A Human-in-the-Loop, LLM-Centered Architecture for Knowledge-Graph Question Answering

Large Language Models (LLMs) excel at language understanding but remain limited in knowledge-intensive domains due to hallucinations, outdated information, and limited explainability. Text-based retrieval-augmented generation (RAG) helps ground model outputs in external sources but struggles with multi-hop reasoning. Knowledge Graphs (KGs), in contrast, support precise, explainable querying, yet require a knowledge of query languages. This work introduces an interactive framework in which LLMs generate and explain Cypher graph queries and users iteratively refine them through natural language. Applied to real-world KGs, the framework improves accessibility to complex datasets while preserving factual accuracy and semantic rigor and provides insight into how model performance varies across domains. Our core quantitative evaluation is a 90-query benchmark on a synthetic movie KG that measures query explanation quality and fault detection across multiple LLMs, complemented by two smaller real-life query-generation experiments on a Hyena KG and the MaRDI (Mathematical Research Data Initiative) KG.

💡 Research Summary

The paper addresses the well‑known gap between large language models (LLMs), which excel at natural‑language understanding, and knowledge graphs (KGs), which provide precise, explainable, and multi‑hop reasoning capabilities. Traditional retrieval‑augmented generation (RAG) pipelines rely on text‑based retrieval and therefore struggle with multi‑hop queries and factual grounding. Conversely, KG‑based approaches require users to master query languages such as Cypher or SPARQL, creating a steep barrier for non‑technical domain experts.

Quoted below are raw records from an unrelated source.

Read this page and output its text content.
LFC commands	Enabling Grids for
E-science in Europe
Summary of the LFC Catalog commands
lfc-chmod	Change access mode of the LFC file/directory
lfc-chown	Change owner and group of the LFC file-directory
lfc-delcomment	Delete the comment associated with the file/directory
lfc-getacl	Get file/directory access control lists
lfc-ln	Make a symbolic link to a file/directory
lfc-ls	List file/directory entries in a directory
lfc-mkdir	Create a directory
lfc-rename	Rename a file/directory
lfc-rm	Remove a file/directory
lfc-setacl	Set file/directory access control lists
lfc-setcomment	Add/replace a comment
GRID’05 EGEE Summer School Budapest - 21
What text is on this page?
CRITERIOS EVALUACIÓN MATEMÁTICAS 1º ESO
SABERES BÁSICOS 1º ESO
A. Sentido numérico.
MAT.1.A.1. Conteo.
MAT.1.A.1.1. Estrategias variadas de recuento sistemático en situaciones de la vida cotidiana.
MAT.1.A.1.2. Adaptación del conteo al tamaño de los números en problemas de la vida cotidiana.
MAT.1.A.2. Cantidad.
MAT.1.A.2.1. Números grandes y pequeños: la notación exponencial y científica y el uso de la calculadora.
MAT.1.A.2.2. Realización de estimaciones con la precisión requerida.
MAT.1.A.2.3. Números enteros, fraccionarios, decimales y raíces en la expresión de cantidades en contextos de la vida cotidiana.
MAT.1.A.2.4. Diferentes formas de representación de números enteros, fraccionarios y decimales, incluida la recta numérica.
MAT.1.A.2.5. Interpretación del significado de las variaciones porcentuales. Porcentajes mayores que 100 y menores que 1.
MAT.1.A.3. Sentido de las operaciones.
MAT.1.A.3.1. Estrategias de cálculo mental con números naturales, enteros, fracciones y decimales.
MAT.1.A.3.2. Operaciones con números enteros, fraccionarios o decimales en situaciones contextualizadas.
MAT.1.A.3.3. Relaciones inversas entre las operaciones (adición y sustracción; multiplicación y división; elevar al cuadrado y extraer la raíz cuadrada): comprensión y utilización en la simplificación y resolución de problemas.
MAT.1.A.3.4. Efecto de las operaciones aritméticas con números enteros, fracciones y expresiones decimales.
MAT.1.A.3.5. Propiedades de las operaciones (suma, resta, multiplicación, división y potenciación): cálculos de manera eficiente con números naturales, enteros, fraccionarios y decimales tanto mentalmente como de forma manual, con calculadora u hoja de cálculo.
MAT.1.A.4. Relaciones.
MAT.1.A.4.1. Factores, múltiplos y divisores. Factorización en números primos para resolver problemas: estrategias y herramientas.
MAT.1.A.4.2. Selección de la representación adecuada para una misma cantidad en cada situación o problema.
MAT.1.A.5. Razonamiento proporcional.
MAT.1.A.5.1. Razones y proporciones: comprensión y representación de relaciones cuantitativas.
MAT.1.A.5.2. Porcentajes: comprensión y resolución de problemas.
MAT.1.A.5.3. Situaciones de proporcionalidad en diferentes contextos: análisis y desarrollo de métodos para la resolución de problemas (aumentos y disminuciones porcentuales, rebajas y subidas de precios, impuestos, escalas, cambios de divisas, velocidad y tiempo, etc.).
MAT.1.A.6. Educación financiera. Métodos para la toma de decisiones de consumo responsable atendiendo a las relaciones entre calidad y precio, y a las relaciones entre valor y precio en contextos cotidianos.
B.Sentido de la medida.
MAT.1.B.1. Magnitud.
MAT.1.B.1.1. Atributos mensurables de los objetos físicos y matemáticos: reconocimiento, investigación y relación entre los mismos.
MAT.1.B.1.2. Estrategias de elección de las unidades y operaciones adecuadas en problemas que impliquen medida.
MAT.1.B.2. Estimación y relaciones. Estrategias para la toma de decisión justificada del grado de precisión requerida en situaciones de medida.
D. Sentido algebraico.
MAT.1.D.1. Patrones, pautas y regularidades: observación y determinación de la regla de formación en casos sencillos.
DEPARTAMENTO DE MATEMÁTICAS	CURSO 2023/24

To bridge this divide, the authors propose a human‑in‑the‑loop, LLM‑centered architecture that lets users interact with a KG using only natural language. The system consists of four modular components, all powered by the same LLM through a LangChain interface:

1. Query Generator – Translates a user’s natural‑language question into a syntactically correct Cypher query. A schema‑aware prompt restricts the LLM to valid node and relationship types, dramatically reducing syntax errors.
2. Executor – Sends the generated query to a Neo4j instance, retrieves the results, and returns them as structured Python objects.
3. Explainer – Uses the LLM with a dedicated prompt to produce a step‑by‑step natural‑language description of the query, flagging implausible patterns, inverted relationships, or nonexistent labels. This “plausibility check” gives users confidence without reading Cypher code.
4. Amender – Accepts natural‑language feedback (e.g., “use the opposite direction for the HAS_AUTHOR edge”) and asks the LLM to edit the existing query rather than regenerate it from scratch. This targeted editing preserves useful parts of the original query and avoids over‑correction.

The authors evaluate the architecture on three knowledge graphs:

• Synthetic movie KG – a controlled benchmark with 90 questions designed to test explanation quality and fault detection. Multiple LLMs (GPT‑4, Claude, DeepSeek) are compared.
• Hyena KG – a real‑world ecological graph containing demographic, behavioral, and genetic data about a long‑studied hyena population.
• MaRDI KG – a mathematical research graph with over 700 million triples, exposing theorems, software implementations, and publications via SPARQL/REST endpoints.

Key findings include:

• GPT‑4 achieved the highest explanation‑match score (~92 %) and fault‑detection rate (~88 %) on the synthetic benchmark, while other models produced more ambiguous or incorrect explanations.
• In the Hyena and MaRDI case studies, initial query generation sometimes missed multi‑hop relationships, but users could correct the query in an average of 1.3–2.0 amendment rounds, demonstrating the efficiency of the natural‑language feedback loop.
• The plausibility‑check and error‑flagging mechanisms significantly increased user trust, as participants reported fewer “surprise” results compared with a baseline text‑RAG system.
• The system’s modularity allows swapping LLMs or graph back‑ends with minimal code changes, though the current implementation is tied to Neo4j.

Limitations noted by the authors are: (1) very complex or non‑standard schemas can still confuse the LLM, leading to mis‑mapped entities; (2) latency grows with each amendment round, which may be problematic for time‑critical applications; (3) the approach has only been tested on Neo4j, so portability to other graph databases remains open.

Future work will explore automatic error‑correction models, a database‑agnostic abstraction layer, and pre‑trained “query‑repair” prompts to reduce the number of human‑in‑the‑loop iterations.

In summary, the paper presents a novel, end‑to‑end framework that combines the expressive power of Cypher with the accessibility of LLMs, delivering transparent, interactive, and accurate KG‑based question answering. By providing natural‑language explanations and an iterative amendment mechanism, it makes sophisticated graph querying feasible for domain experts without requiring them to learn query languages, thereby advancing the practical integration of LLMs and knowledge graphs.